Brechmittel-Polizisten nicht volksverhetzt

■ Landgericht kassiert Urteil gegen Mitarbeiter im Anti-Rassismus-Büro

Der Geldbeutel von Matthias B. bleibt gerichtlich ungeschröpft. Gestern kassierte das Bremer Landgericht ein Urteil des Amtsgericht gegen den Mitarbeiter des Bremer Anti-Rassismus-Büros (Arab). Der war im März dieses Jahres zu 750 Mark Geldstrafe wegen „Volksverhetzung“ verurteilt worden – zu unrecht, wie jetzt festgestellt wurde. Hintergrund der damaligen Verurteilung war eine Broschüre des Arab über die zwangsweise Vergabe von Brechmitteln an mutmaßliche Dealer, denen die Polizei vorgeworfen hatte, sie hätten ihre Ware verschluckt. Das Arab hatte seine Rechercheergebnisse zu dem Fall drastisch aufbereitet: „Sonderbehandlungen im Fließbandverfahren“ habe die Polizei durchgeführt. Die Maßnahmen hätten sich vor allem gegen Schwarze gerichtet, das sei „rassistische Polizeiarbeit“. Es bestehe eine „Systematik von rassistischer Gewalt und Körperverletzung durch die Polizei“. Und dieser „Rassismus in Polizei und Sicherheitsapparat wird im Land der Pogrome geleugnet“. Scharf formuliert, meinte nun auch das Landgericht, aber „kein Angriff auf die Menschenwürde“ der Bremer PolizistInnen – und sprach Matthias B. frei.

Vorausgegangen war ein Prozeß, in dem die Fakten, die hinter der ersten Anklage gestanden hatten, schnell geklärt waren. B. hatte an einer Podiumsdiskussion zum Thema Brechmittelvergabe im Bremer Landgericht teilgenommen.

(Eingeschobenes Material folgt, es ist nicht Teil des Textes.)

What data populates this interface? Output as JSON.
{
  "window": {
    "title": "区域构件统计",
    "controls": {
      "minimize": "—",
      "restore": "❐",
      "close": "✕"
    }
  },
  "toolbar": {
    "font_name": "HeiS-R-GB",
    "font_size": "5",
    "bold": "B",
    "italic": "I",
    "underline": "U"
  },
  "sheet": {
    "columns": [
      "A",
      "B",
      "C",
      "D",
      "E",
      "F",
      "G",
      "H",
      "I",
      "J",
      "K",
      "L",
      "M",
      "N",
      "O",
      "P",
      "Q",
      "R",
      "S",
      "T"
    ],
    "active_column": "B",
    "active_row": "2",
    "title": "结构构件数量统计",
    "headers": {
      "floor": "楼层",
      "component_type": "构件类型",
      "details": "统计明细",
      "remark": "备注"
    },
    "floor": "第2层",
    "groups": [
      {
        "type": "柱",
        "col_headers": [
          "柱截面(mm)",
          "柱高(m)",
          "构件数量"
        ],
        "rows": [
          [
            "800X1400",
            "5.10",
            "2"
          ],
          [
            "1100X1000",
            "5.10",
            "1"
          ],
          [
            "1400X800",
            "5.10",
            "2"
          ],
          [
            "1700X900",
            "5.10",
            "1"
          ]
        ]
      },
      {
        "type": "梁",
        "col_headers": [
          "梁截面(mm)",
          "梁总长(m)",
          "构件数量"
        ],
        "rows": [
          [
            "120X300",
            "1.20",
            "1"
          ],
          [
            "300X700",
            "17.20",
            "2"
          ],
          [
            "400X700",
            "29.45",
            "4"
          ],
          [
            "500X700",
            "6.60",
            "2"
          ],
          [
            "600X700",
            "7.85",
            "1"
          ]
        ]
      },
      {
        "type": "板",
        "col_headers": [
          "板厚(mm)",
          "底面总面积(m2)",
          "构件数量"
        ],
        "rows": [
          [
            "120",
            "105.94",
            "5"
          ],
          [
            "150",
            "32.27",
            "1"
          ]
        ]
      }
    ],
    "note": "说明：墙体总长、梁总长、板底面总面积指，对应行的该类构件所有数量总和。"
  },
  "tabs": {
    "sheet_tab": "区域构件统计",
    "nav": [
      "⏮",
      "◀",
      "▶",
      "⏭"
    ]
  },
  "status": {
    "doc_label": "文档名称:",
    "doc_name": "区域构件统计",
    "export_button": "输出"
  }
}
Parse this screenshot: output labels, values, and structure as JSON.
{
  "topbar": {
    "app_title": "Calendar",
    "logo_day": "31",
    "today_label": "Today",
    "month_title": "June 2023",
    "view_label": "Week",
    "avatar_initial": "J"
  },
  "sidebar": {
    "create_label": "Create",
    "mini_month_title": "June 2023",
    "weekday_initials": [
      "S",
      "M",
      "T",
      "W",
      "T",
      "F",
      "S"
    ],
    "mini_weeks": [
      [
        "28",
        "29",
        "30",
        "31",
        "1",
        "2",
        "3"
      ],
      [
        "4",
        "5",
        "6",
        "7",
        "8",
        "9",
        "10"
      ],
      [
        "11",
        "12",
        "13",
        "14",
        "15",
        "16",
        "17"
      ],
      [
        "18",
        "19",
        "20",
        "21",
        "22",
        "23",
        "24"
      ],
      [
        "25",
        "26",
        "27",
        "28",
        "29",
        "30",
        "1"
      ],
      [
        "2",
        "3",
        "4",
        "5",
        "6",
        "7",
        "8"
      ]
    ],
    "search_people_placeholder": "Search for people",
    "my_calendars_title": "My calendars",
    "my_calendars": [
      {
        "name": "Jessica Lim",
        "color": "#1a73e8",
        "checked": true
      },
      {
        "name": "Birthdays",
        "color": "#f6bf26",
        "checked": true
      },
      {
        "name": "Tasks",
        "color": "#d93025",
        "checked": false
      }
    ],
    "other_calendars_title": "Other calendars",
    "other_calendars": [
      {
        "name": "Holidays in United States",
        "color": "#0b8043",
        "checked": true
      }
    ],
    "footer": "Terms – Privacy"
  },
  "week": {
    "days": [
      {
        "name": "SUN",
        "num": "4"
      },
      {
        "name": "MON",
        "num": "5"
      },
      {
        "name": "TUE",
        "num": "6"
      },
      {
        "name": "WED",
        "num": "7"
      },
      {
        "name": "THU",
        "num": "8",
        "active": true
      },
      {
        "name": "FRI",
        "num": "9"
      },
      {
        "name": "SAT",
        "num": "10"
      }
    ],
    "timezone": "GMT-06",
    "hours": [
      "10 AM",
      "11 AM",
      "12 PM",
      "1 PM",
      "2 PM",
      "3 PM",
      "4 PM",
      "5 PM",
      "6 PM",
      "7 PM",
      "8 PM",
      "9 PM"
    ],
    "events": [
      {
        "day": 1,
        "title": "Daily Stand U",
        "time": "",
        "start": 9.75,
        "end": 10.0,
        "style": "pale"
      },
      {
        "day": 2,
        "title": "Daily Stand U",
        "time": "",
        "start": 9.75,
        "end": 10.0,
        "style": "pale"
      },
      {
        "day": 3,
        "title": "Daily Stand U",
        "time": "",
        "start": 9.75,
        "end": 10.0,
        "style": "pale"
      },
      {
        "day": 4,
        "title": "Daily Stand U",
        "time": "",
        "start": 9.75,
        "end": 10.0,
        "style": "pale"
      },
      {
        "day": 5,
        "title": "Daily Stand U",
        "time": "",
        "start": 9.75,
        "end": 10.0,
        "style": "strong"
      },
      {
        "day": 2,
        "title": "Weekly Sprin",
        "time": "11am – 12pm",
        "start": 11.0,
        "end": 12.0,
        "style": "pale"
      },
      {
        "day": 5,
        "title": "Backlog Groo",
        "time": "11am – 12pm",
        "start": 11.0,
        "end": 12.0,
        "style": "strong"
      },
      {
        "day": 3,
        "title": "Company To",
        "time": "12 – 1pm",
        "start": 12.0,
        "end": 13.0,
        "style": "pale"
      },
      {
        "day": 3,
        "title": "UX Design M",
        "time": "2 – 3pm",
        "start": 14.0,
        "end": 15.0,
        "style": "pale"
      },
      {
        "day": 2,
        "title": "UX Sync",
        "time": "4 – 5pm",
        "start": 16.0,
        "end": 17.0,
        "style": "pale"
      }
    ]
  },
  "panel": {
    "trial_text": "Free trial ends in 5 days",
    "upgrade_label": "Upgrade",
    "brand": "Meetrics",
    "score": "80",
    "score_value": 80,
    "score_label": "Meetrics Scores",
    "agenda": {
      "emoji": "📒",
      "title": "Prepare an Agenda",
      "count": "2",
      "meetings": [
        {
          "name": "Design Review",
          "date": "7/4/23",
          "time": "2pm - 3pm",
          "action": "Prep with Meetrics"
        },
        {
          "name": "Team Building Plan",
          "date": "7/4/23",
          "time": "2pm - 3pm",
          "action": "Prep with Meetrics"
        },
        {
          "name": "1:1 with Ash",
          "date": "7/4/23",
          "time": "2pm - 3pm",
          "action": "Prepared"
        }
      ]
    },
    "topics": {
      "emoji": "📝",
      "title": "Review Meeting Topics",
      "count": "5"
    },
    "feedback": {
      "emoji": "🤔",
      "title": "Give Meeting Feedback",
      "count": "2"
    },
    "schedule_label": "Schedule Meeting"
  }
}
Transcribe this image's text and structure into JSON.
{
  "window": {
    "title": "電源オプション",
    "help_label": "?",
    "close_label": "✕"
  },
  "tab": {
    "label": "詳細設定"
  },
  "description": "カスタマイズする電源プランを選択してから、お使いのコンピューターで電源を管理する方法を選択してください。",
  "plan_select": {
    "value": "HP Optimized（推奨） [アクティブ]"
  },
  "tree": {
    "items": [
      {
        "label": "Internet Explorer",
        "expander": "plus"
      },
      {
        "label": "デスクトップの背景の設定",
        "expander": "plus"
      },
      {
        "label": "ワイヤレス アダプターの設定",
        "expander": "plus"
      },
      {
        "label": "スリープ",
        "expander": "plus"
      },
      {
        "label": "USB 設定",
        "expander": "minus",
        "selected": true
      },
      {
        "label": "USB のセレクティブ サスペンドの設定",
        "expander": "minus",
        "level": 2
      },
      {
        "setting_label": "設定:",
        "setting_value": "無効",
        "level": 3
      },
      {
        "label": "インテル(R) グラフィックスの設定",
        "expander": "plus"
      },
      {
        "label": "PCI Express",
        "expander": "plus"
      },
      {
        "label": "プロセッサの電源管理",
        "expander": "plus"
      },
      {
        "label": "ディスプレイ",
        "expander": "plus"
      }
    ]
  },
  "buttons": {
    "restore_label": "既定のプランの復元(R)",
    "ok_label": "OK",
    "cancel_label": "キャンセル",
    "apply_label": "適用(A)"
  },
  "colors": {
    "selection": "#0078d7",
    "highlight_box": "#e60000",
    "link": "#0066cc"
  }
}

Die war von den „Richtern und Staatsanwälten in der ÖTV“ organisiert worden. Nach der Veranstaltung hatte B. auf die Arab-Broschüre hingewiesen, und daraufhin hatte ihm eine anwesende Staatsanwältin eine Anzeige von Amts wegen angehängt. Tatvorwurf: Er vertreibe einen volksverhetzenden Text. Und so hatte es auch der Amtsrichter gesehen. Zwei weitere Arab-Aktivisten warten wegen derselben Sache ebenfalls auf ihren Prozeß, die Broschüre wurde bei diversen Hausdurchsuchungen beschlagnahmt.

Nun wird die Polizei die Schriften wohl wieder rausrücken müssen. „Sonderbehandlung“ und „Rassismus“ seien Begriffe, die in den unterschiedlichsten Kontexten immer wieder in der Öffentlichkeit verwendet würden, ohne daß es gleich zu Anklagen und Prozessen käme, hatte B. in einem langen Statement argumentiert. Er fühle sich in einem politischen Prozeß. Außerdem sei es absurd, daß die Staatsanwaltschaft aufgrund der Recherchen des Arab gegen Polizisten und den verantwortlichen Polizeiarzt ermittle und gleichzeitig Arab-Mitglieder wegen derselben Recherchen verurteilt würden. So ganz konnte der Staatsanwalt die Argumentation nicht entkräften. Ohnehin machte er in seinem Plädoyer „ganz privat“ deutlich, daß die Arbeit der Polizei kritisch begleitet würde. Aber dienstlich meinte er: „Die Grenze der Wortwahl ist überschritten“. Das könnte tatsächlich sein, fand auch der Richter in der Urteilsbegründung. Aber damit sei noch nicht der Tatbestand der Volksverhetzung erfüllt: „Der ist sehr eng auszulegen“, und zwar für den Schutz von Minderheiten gegen Äußerungen, die ihnen das Lebensrecht absprechen. Wie das Gesetz gemeint sei, das zeigten schon die Beispiele, die in der Literatur genannt würden: „Juden sind Untermenschen“. Daher sei B. freizusprechen, „auch wenn es den Strafverfolgungsbehörden und Teilen der Öffentlichkeit nicht paßt“. Möglicherweise würde der Justiz vorgeworfen, daß sie zu lasch sei. „Aber war es dagegen wichtiger, als rechtsstaatliche Justiz dazustehen?“ J.G.